Test failure (both attempts): run-tests exhausts 2 attempts → tests-still-failing fires once with the actual failure output. Agent summarizes the blocker. Execution continues to diff-summary and draft-pr.

Annotated YAML

name: pre-push
description: Validate branch is ready to push — lint, tests, diff summary, PR draft
inputs:
  - name: base_branch
    description: Branch to compare against for the diff summary
    default: main
  - name: max_test_attempts
    default: "2"

steps:
  - id: check-dirty
    type: shell
    command: git status --porcelain
    capture: dirty_status          # stored as {{dirty_status}}
    continue_on_error: true

  - id: is-clean
    type: condition
    if: "{{dirty_status}} == "     # empty string = clean tree
    then: lint                     # clean → skip warn-dirty
    else: warn-dirty

  - id: warn-dirty
    type: output
    message: |
      Uncommitted changes detected:
      {{dirty_status}}
      Continuing — commit or stash before pushing.

  - id: lint
    type: shell
    command: pnpm lint
    capture: lint_output
    continue_on_error: true

  - id: lint-ok
    type: condition
    if: "{{steps.lint.exit_code}} == 0"
    then: run-tests                # lint passed → skip fix-lint
    else: fix-lint

  - id: fix-lint
    type: prompt
    message: |
      Lint failed:
      ```
      {{lint_output}}
      ```
      Fix the reported issues without disabling rules.
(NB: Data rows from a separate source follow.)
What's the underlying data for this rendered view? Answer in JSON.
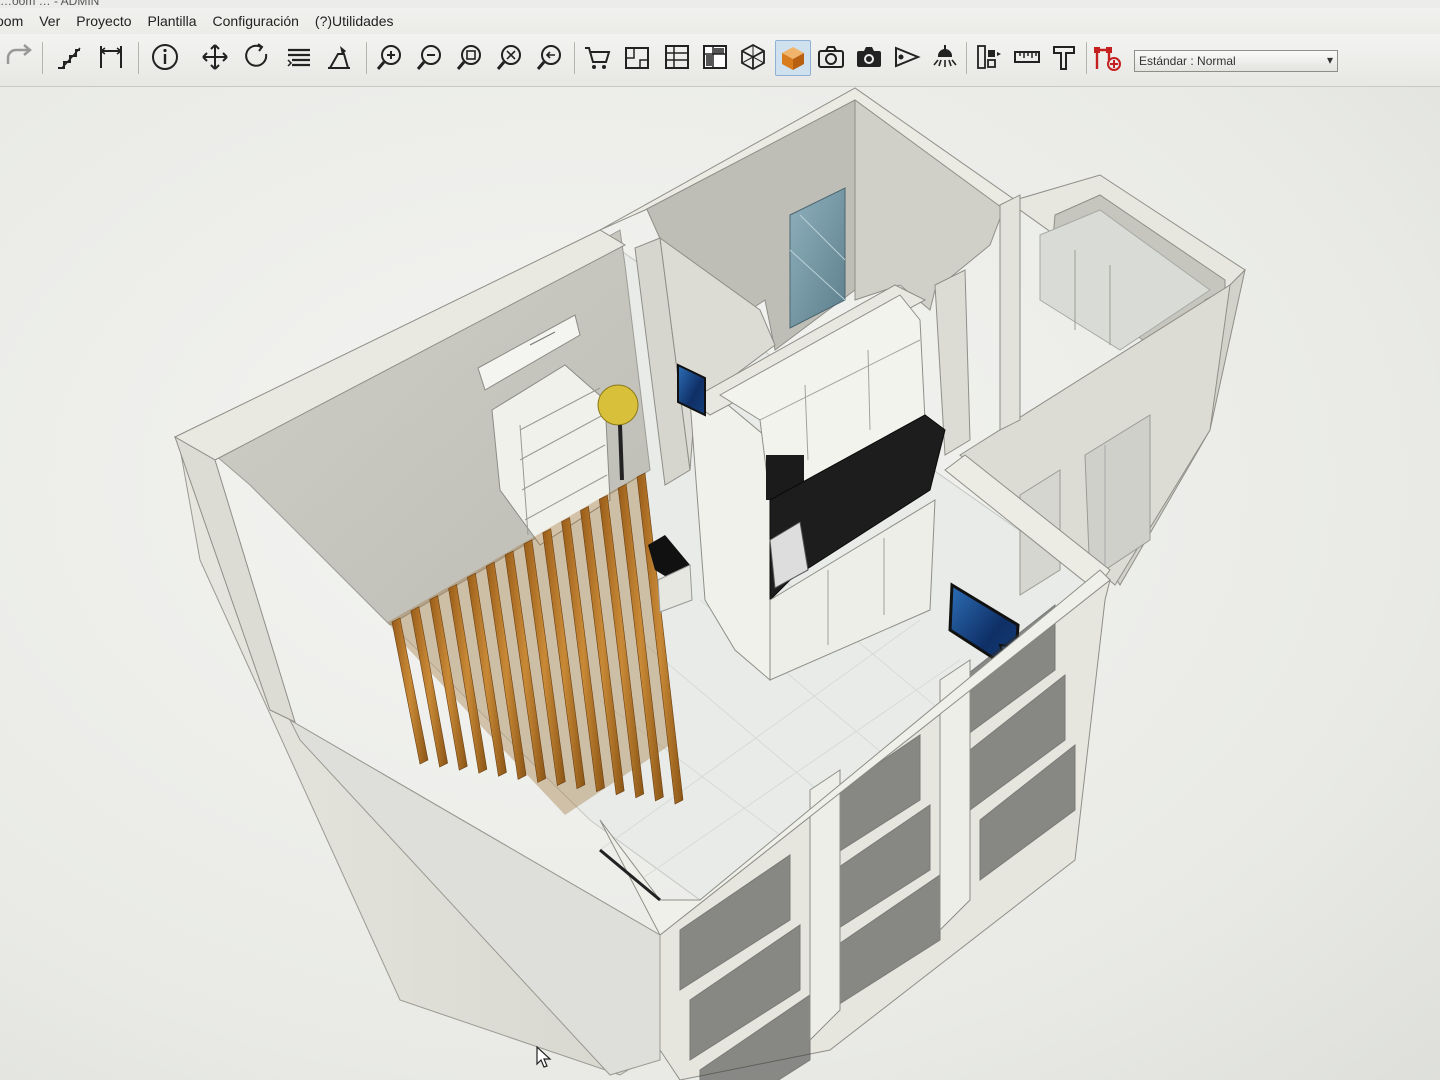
{
  "window": {
    "title": "…oom … - ADMIN"
  },
  "menu": {
    "items": [
      "oom",
      "Ver",
      "Proyecto",
      "Plantilla",
      "Configuración",
      "(?)Utilidades"
    ]
  },
  "toolbar": {
    "tools": [
      {
        "icon": "redo-icon"
      },
      {
        "icon": "stairs-icon"
      },
      {
        "icon": "dimension-icon"
      },
      {
        "icon": "info-icon"
      },
      {
        "icon": "move-icon"
      },
      {
        "icon": "rotate-icon"
      },
      {
        "icon": "layers-icon"
      },
      {
        "icon": "sign-icon"
      },
      {
        "icon": "zoom-in-icon"
      },
      {
        "icon": "zoom-out-icon"
      },
      {
        "icon": "zoom-window-icon"
      },
      {
        "icon": "zoom-all-icon"
      },
      {
        "icon": "zoom-previous-icon"
      },
      {
        "icon": "cart-icon"
      },
      {
        "icon": "elevation-icon"
      },
      {
        "icon": "plan-icon"
      },
      {
        "icon": "plan-color-icon"
      },
      {
        "icon": "wireframe-icon"
      },
      {
        "icon": "render-3d-icon"
      },
      {
        "icon": "camera-icon"
      },
      {
        "icon": "photo-camera-icon"
      },
      {
        "icon": "light-direction-icon"
      },
      {
        "icon": "lamp-icon"
      },
      {
        "icon": "materials-icon"
      },
      {
        "icon": "measure-icon"
      },
      {
        "icon": "paint-icon"
      },
      {
        "icon": "add-path-icon"
      }
    ],
    "view_select": {
      "value": "Estándar : Normal"
    }
  },
  "colors": {
    "accent": "#d58a2a",
    "wall_top": "#e4e4dc",
    "wall_side": "#d3d3cb",
    "floor": "#e8ebe8",
    "wood": "#b8782a",
    "countertop": "#1c1c1c",
    "lamp": "#d9c23a",
    "door_glass": "#7a9aa6"
  }
}
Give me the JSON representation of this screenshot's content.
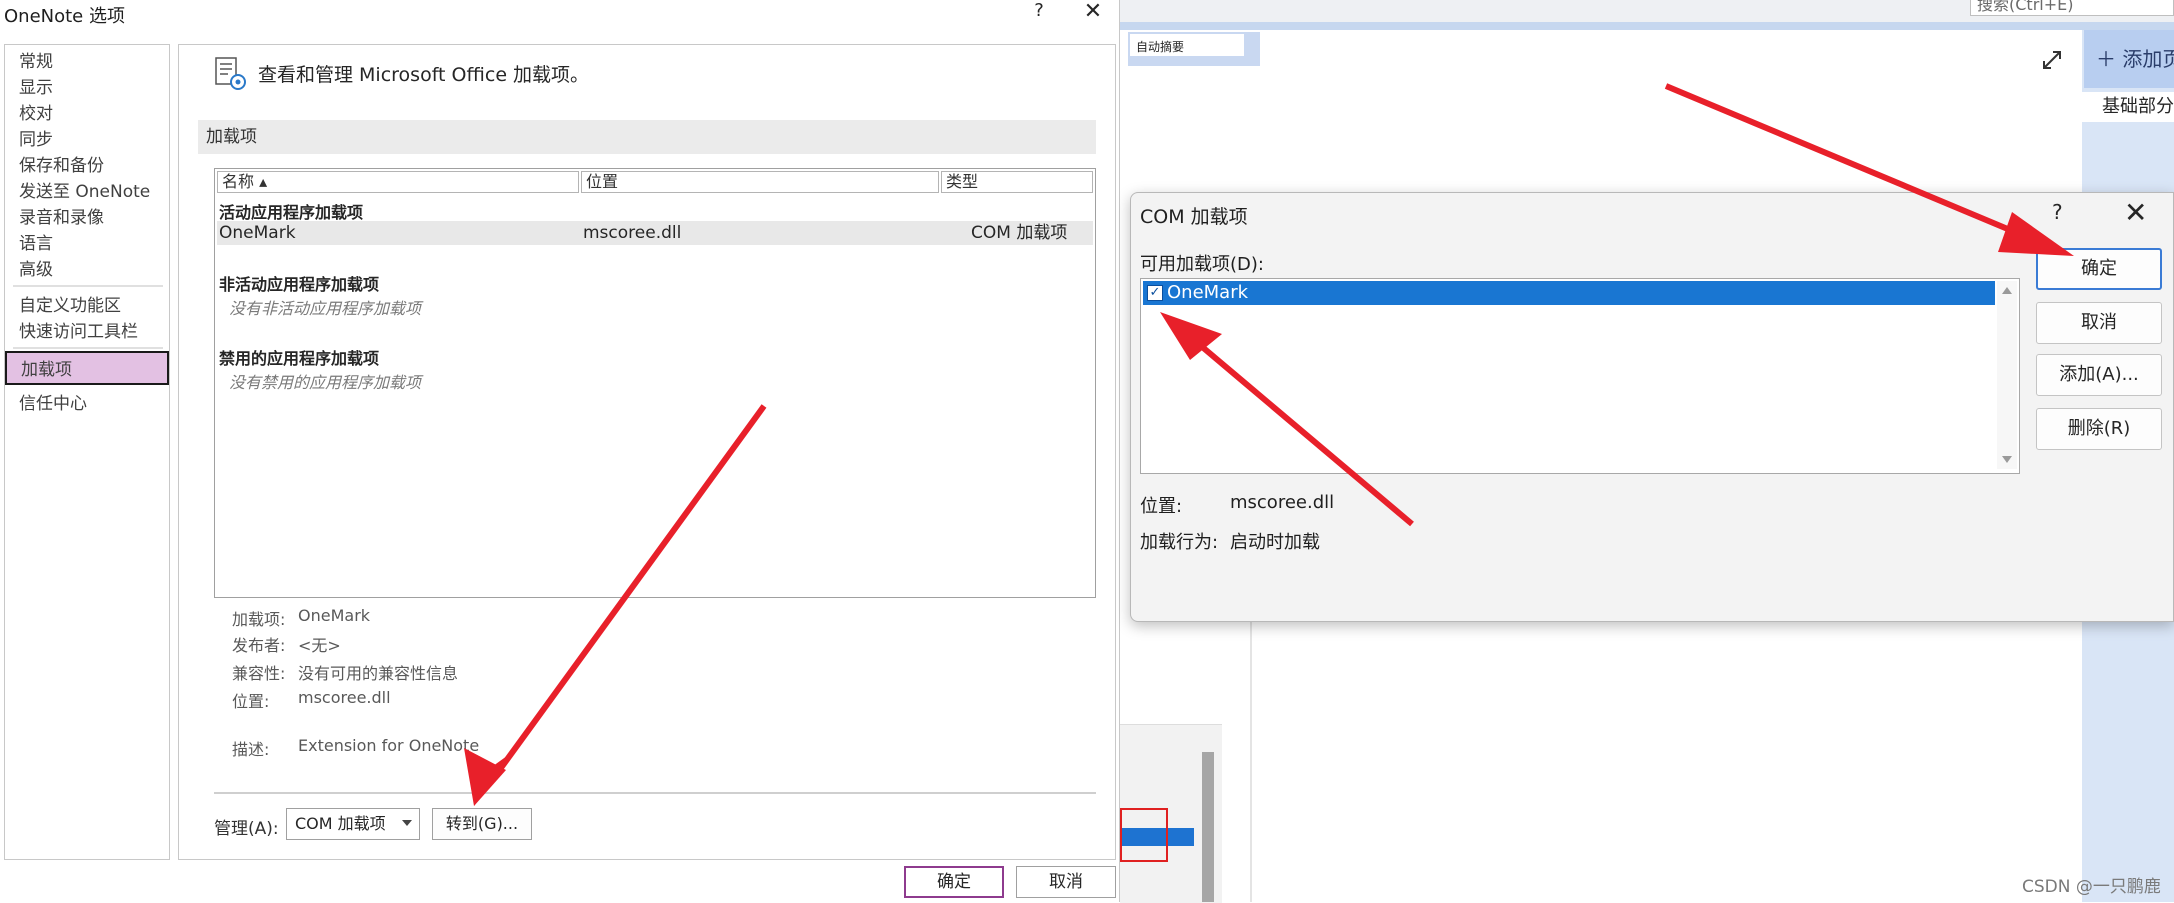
{
  "options_dialog": {
    "title": "OneNote 选项",
    "help": "?",
    "close": "✕",
    "nav": [
      "常规",
      "显示",
      "校对",
      "同步",
      "保存和备份",
      "发送至 OneNote",
      "录音和录像",
      "语言",
      "高级",
      "自定义功能区",
      "快速访问工具栏",
      "加载项",
      "信任中心"
    ],
    "selected_nav": "加载项",
    "header_text": "查看和管理 Microsoft Office 加载项。",
    "section_title": "加载项",
    "columns": {
      "name": "名称 ▴",
      "location": "位置",
      "type": "类型"
    },
    "active_group": "活动应用程序加载项",
    "addin_row": {
      "name": "OneMark",
      "location": "mscoree.dll",
      "type": "COM 加载项"
    },
    "inactive_group": "非活动应用程序加载项",
    "inactive_empty": "没有非活动应用程序加载项",
    "disabled_group": "禁用的应用程序加载项",
    "disabled_empty": "没有禁用的应用程序加载项",
    "details": {
      "addin_label": "加载项:",
      "addin_value": "OneMark",
      "publisher_label": "发布者:",
      "publisher_value": "<无>",
      "compat_label": "兼容性:",
      "compat_value": "没有可用的兼容性信息",
      "location_label": "位置:",
      "location_value": "mscoree.dll",
      "desc_label": "描述:",
      "desc_value": "Extension for OneNote"
    },
    "manage_label": "管理(A):",
    "manage_value": "COM 加载项",
    "goto_label": "转到(G)...",
    "ok_label": "确定",
    "cancel_label": "取消"
  },
  "com_dialog": {
    "title": "COM 加载项",
    "help": "?",
    "close": "✕",
    "list_label": "可用加载项(D):",
    "item": {
      "label": "OneMark",
      "checked": true
    },
    "location_label": "位置:",
    "location_value": "mscoree.dll",
    "load_label": "加载行为:",
    "load_value": "启动时加载",
    "buttons": {
      "ok": "确定",
      "cancel": "取消",
      "add": "添加(A)...",
      "remove": "删除(R)"
    }
  },
  "background": {
    "search_text": "搜索(Ctrl+E)",
    "autosummary": "自动摘要",
    "add_button": "＋ 添加页",
    "basic_label": "基础部分"
  },
  "watermark": "CSDN @一只鹏鹿",
  "colors": {
    "selection_blue": "#1976d2",
    "nav_selected": "#e3c1e3",
    "arrow_red": "#e8202a"
  }
}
Re-run `pnpm lint` when done.

  - id: run-tests
    type: shell
    command: pnpm test
    capture: test_output
    continue_on_error: true
    max_iterations: "{{max_test_attempts}}"
    loop_until: "{{exit_code}} == 0"
    on_max_iterations: tests-still-failing

  - id: tests-still-failing
    type: prompt
    message: |
      Tests still failing after {{max_test_attempts}} attempts:
      ```
      {{test_output}}
      ```
      Summarize what's stuck and whether pushing is safe.

  - id: diff-summary
    type: shell
    command: git diff --stat {{base_branch}}...HEAD
    capture: diff_stat
    continue_on_error: true

  - id: draft-pr
    type: prompt
    message: |
      Draft a PR title (≤ 70 chars) and a 3-bullet summary for these changes vs {{base_branch}}:
      ```
      {{diff_stat}}
      ```

  - id: done
    type: output
    message: Pre-push checks complete.

Why workflows beat shell scripts

A shell script is a fixed sequence of commands. A workflow is a sequence of decisions. Each prompt step is a full agent turn — the model reads context, calls tools, edits code, and adapts. fix-lint doesn't just re-run lint after a no-op; it reasons about what broke, edits the file, and validates the fix. Any repeatable process that currently requires a human in the loop — review, triage, draft, approve — can be expressed as a workflow and run autonomously.